You can use something like ?where={"name" $in ["Pedro", "Juan"]} to get the phone numbers for two persons with one get request, which is more efficient (=faster) than doing two get requests, one for each. However, this method has a limited applicability because the maximum length of get requests is about 64K (1), which means that only on an order of thousand documents could be retrieved this way, if we assume name lengths of around 10-20 characters.
The natural method for larger lookups seems therefore using post requests. However, the eve post interface, as far as I can see, is for insertions, not for lookups (find).
I've implemented manually a post lookup for some endpoints with flask, but is there a way to use Eve for this? To the point: is there a way to do bulk lookups of documents with post requests?
Upvotes: 0
Views: 205
Reputation: 6576
You could use a dynamic lookup filter.

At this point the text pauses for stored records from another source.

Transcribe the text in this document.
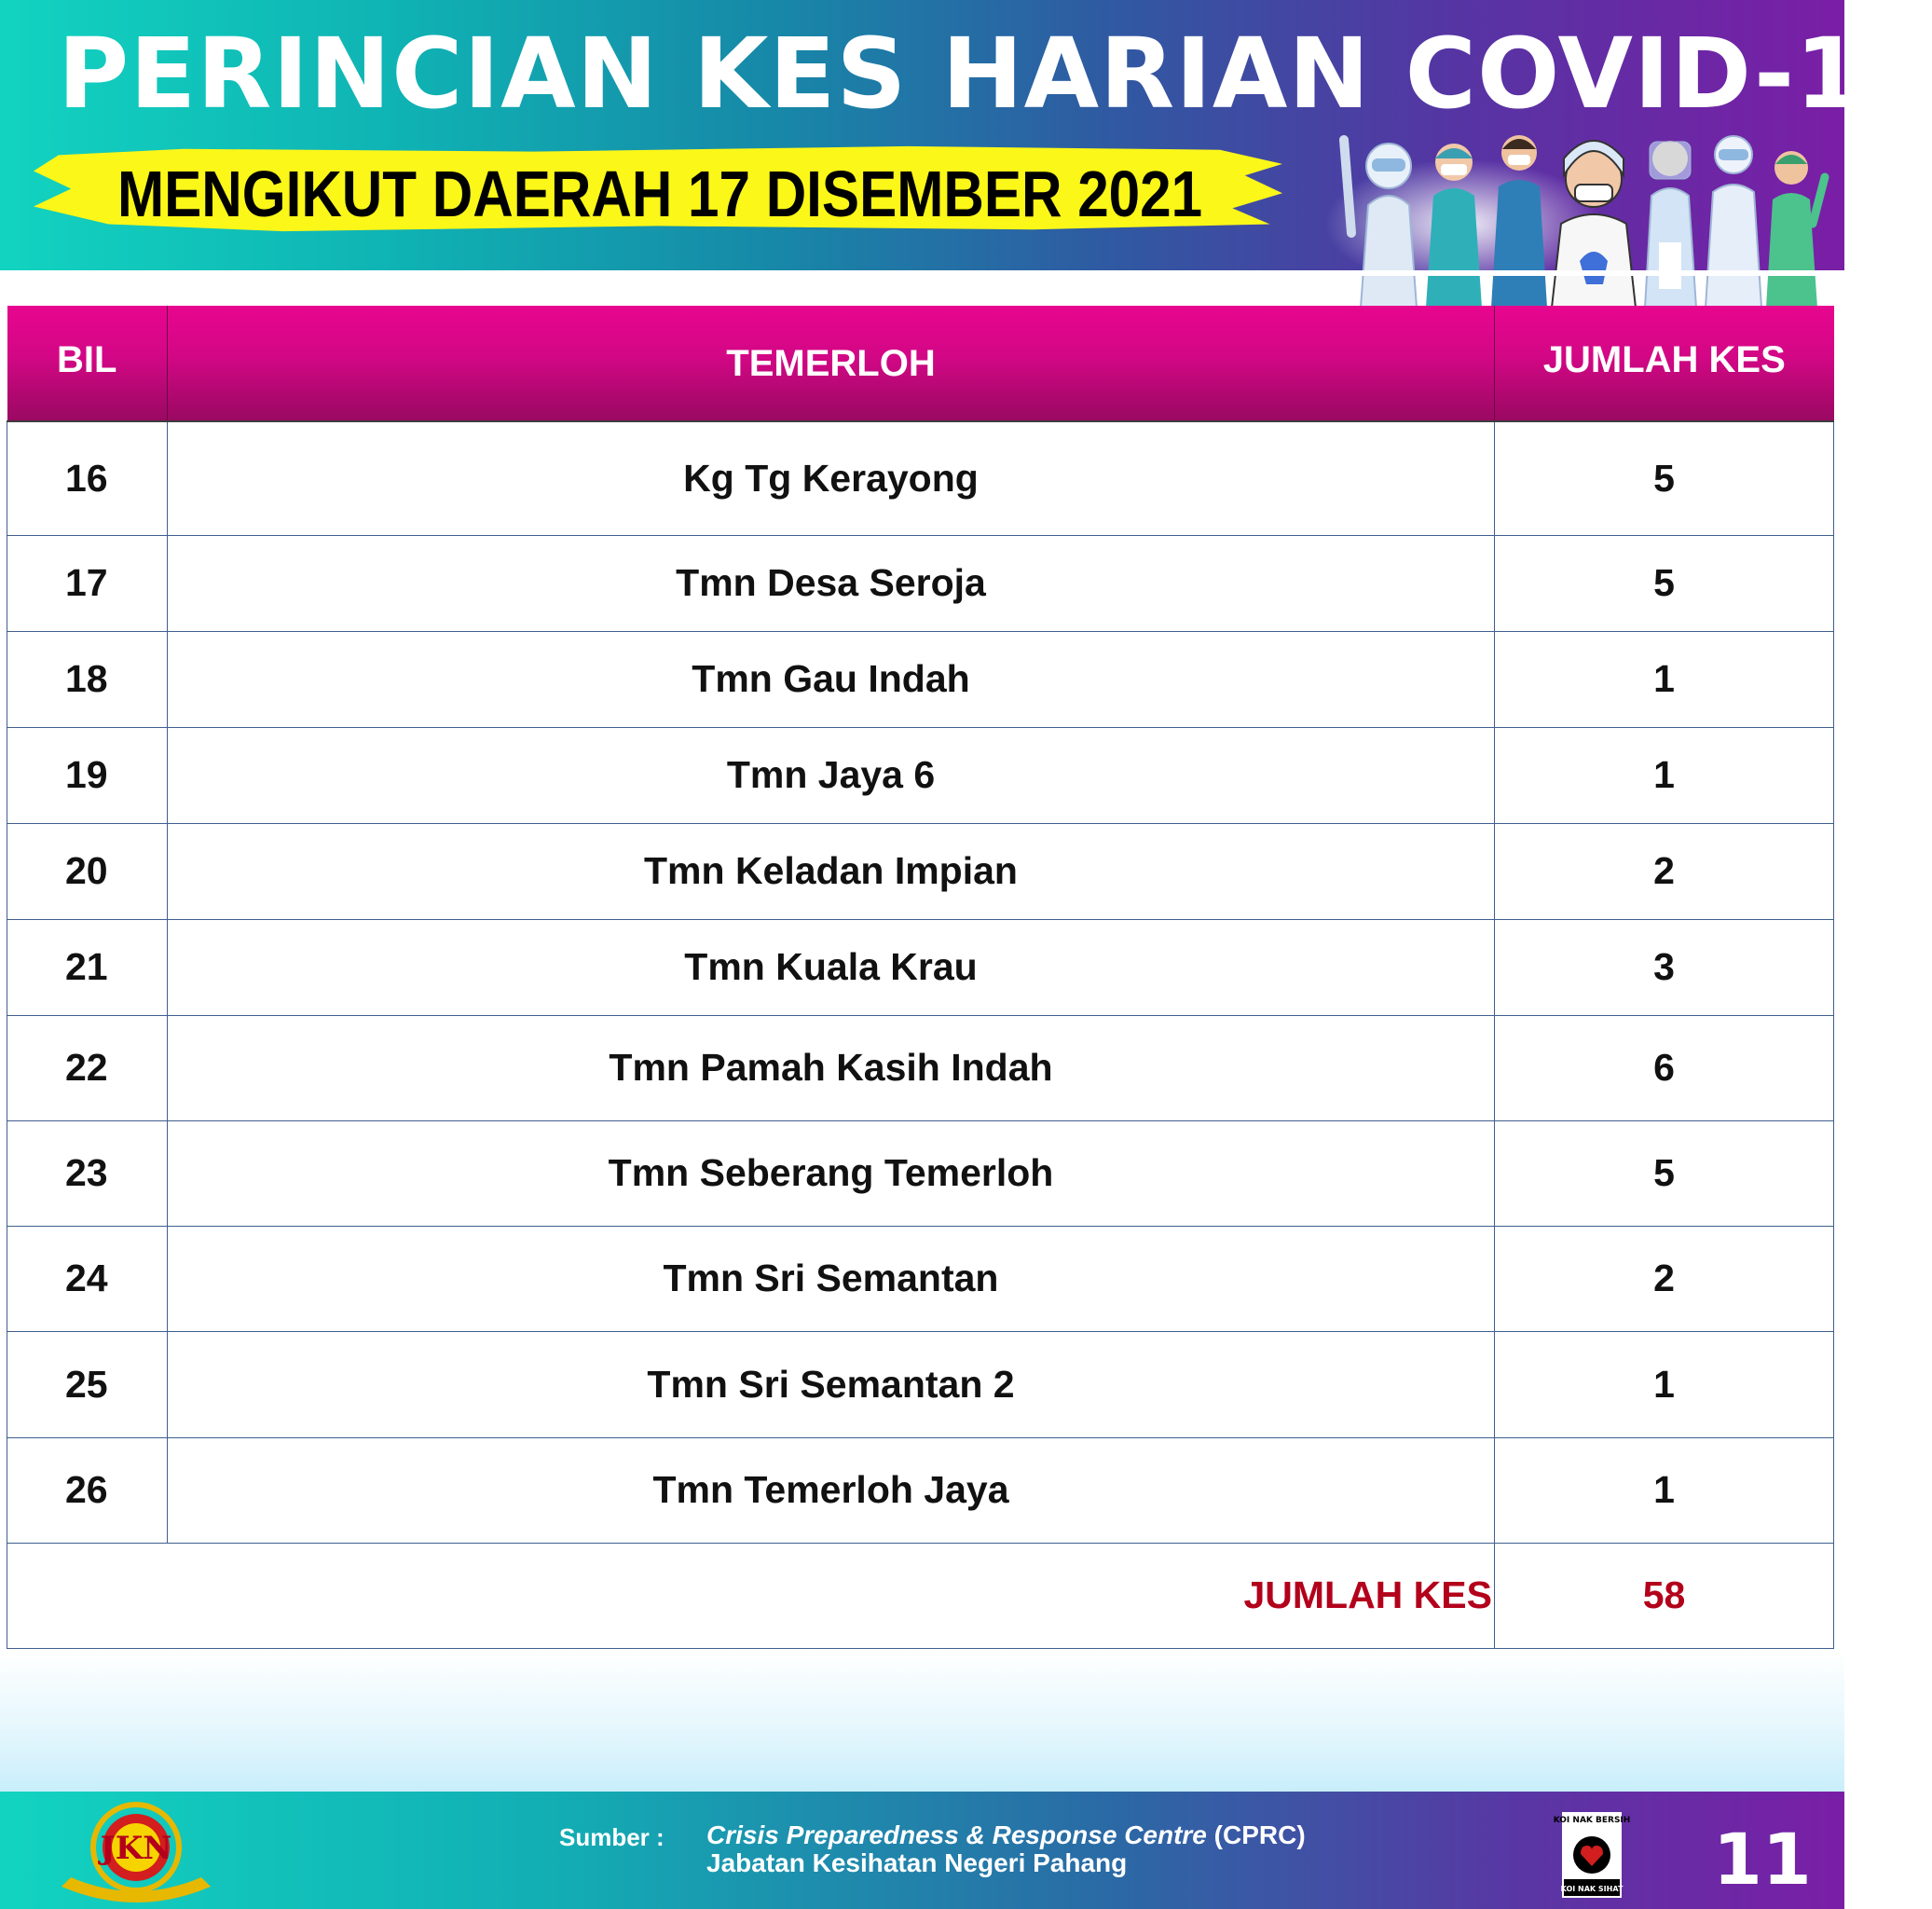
PERINCIAN KES HARIAN COVID-19
MENGIKUT DAERAH 17 DISEMBER 2021
BIL	TEMERLOH	JUMLAH KES
16	Kg Tg Kerayong	5
17	Tmn Desa Seroja	5
18	Tmn Gau Indah	1
19	Tmn Jaya 6	1
20	Tmn Keladan Impian	2
21	Tmn Kuala Krau	3
22	Tmn Pamah Kasih Indah	6
23	Tmn Seberang Temerloh	5
24	Tmn Sri Semantan	2
25	Tmn Sri Semantan 2	1
26	Tmn Temerloh Jaya	1
JUMLAH KES		58
JKN	Sumber : Crisis Preparedness & Response Centre (CPRC)
Jabatan Kesihatan Negeri Pahang
KOI NAK BERSIH
KOI NAK SIHAT 11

Basically you hook a callback function to every GET request. In your callback then update the lookup
as needed to (source):
def pre_GET(resource, request, lookup):
lookup["name"] = {'$in': list_of_names}
app = Eve()
app.on_pre_GET += pre_GET
app.run()
Or you could even set a predefined data filter (source):
people = {
'datasource': {
'filter': {'username': {'$exists': True}}
}
}
The second option makes the filter static, but you can still mix it with a dynamic filter.
In general though, this whole thing smells bad design. I don't know your use case, but consider alternative such as, maybe, introducing a "customer_type" field to query on. That would probably make it easier on both performance and code maintenance.
In any case, if you are doing queries, POST is not the place to look for.